Summary
Highlights
The lecture begins by introducing elimination as the primary method for solving systems of linear equations, contrasting it with determinants which will be covered later. The process aims to transform the system matrix into an upper triangular form (U) by systematically eliminating variables. The success or failure of elimination depends on whether a matrix has non-zero pivots.
The lecturer demonstrates the elimination process using a specific 3x3 system of equations (Ax=b). The first pivot is identified as the entry in the top-left corner. Multipliers are determined to create zeros below the pivot in the first column. The process continues to the next pivot, creating an upper triangular matrix (U). The right-hand side (b) is carried along as manipulations are applied to the equations.
The lecture discusses how elimination can fail. A temporary failure occurs if a pivot position is zero, which can often be resolved by swapping rows (row exchange). A complete failure, indicating a non-invertible matrix, happens if a zero appears in a pivot position and there are no non-zero entries below it to swap with.

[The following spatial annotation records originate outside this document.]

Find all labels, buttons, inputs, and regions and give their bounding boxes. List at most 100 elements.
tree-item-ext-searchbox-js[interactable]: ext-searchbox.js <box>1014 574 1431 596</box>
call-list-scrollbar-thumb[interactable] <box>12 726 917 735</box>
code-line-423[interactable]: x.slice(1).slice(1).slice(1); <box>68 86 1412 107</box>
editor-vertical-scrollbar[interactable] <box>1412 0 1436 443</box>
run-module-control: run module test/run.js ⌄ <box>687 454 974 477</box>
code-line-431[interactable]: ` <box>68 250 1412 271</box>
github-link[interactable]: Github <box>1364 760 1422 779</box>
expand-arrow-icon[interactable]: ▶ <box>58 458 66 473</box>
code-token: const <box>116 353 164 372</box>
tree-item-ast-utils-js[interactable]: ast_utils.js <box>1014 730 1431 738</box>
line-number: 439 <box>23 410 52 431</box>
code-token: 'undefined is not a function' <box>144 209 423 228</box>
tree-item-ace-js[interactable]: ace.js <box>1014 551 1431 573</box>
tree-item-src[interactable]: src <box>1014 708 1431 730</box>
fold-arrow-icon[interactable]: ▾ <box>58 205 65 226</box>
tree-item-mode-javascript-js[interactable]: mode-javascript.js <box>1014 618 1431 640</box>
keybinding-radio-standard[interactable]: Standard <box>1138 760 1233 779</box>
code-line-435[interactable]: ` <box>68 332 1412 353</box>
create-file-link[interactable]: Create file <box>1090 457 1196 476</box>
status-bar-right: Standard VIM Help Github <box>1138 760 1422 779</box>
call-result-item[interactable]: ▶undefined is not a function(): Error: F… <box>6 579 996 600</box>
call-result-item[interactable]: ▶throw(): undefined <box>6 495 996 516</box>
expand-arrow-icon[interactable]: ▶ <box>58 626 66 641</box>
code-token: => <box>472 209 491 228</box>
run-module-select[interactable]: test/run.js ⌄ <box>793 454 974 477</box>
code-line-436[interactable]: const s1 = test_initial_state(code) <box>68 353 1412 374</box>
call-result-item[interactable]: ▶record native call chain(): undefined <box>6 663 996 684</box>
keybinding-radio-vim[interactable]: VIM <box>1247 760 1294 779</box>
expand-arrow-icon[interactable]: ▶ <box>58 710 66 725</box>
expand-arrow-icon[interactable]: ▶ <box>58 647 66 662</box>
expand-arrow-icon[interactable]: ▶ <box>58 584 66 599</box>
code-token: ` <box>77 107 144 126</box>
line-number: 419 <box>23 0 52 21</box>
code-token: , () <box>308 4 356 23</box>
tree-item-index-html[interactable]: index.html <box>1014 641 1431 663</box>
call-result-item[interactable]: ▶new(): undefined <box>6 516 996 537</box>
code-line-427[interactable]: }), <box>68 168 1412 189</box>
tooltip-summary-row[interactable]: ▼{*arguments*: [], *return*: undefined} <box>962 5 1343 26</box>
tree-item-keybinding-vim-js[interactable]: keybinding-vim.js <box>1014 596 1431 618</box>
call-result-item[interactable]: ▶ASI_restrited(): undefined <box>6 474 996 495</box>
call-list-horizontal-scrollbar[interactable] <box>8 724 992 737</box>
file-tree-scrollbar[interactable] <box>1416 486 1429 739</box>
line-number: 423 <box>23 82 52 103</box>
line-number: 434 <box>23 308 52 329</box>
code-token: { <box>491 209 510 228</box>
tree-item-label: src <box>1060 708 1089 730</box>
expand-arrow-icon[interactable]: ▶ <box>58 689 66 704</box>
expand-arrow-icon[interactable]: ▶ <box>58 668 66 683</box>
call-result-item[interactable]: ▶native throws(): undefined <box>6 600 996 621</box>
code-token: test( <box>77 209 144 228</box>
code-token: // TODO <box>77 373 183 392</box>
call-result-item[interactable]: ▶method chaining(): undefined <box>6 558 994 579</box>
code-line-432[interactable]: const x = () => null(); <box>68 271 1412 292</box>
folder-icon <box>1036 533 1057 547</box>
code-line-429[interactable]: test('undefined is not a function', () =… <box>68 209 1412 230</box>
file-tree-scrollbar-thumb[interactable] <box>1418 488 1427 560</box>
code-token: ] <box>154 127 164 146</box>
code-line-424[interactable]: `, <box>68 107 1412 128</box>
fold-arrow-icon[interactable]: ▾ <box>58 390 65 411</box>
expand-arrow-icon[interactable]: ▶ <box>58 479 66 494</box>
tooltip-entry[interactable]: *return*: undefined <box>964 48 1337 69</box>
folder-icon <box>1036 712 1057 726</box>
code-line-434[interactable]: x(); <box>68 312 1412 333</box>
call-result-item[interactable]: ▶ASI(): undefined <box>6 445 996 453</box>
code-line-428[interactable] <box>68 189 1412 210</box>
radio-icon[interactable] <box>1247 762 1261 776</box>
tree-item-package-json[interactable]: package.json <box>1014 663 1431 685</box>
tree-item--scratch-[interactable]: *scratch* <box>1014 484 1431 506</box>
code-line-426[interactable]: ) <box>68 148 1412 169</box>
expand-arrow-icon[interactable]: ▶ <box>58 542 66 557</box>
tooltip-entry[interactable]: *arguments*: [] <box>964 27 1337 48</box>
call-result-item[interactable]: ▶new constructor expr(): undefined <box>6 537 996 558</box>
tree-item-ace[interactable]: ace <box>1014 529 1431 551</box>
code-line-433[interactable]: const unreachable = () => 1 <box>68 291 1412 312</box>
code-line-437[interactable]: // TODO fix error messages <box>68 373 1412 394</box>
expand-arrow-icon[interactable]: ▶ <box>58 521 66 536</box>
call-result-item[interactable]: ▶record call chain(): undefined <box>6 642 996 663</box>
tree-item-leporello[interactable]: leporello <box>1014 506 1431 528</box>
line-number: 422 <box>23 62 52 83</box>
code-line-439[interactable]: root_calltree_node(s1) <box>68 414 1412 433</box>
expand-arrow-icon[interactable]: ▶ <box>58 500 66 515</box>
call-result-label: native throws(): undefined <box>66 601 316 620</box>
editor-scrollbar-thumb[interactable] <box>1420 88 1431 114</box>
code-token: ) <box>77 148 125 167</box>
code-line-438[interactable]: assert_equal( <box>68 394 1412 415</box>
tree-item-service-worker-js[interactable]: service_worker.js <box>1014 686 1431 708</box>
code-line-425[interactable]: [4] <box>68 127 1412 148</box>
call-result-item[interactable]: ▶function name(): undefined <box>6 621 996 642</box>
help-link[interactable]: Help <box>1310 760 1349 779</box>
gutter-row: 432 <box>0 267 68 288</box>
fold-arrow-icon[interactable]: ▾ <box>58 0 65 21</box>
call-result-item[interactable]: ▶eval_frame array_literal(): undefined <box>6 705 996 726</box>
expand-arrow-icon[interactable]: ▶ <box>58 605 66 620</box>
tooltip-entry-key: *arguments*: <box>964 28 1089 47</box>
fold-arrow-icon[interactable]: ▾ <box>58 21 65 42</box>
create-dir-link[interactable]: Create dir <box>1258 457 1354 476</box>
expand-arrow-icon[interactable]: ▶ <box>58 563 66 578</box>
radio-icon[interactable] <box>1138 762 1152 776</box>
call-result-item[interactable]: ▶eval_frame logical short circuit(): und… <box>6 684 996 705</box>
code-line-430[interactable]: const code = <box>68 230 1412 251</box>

After converting the original system to an upper triangular form (Ux=c) through elimination, back substitution is used to find the values of the variables. This involves solving the last equation for the last variable, then substituting that value into the second to last equation, and so on, working backward to find all variables.
The lecture transitions to expressing elimination steps using matrix language. Matrix multiplication on the left side of a matrix performs row operations. An elementary matrix (E) is introduced, which represents a single elimination step, such as subtracting a multiple of one row from another. The identity matrix (I) is also discussed as a matrix that performs no operations.
Multiple elimination steps can be combined by multiplying their respective elementary matrices. The associative law of matrix multiplication (E32 * (E21 * A) = (E32 * E21) * A) allows for the grouping of these matrices, meaning a single matrix can be formed to perform all elimination steps at once, transforming A into U.
A permutation matrix (P) is introduced as a type of elementary matrix used to exchange rows. It is formed by swapping rows of the identity matrix. The lecture also clarifies that left multiplication performs row operations, while right multiplication performs column operations.
The concept of inverse matrices is briefly introduced. An inverse matrix (E^-1) is one that undoes the operation of another matrix (E). For an elimination matrix that subtracts a multiple of one row from another, its inverse adds that multiple back. This prepares for future discussions on how to get back from U to A.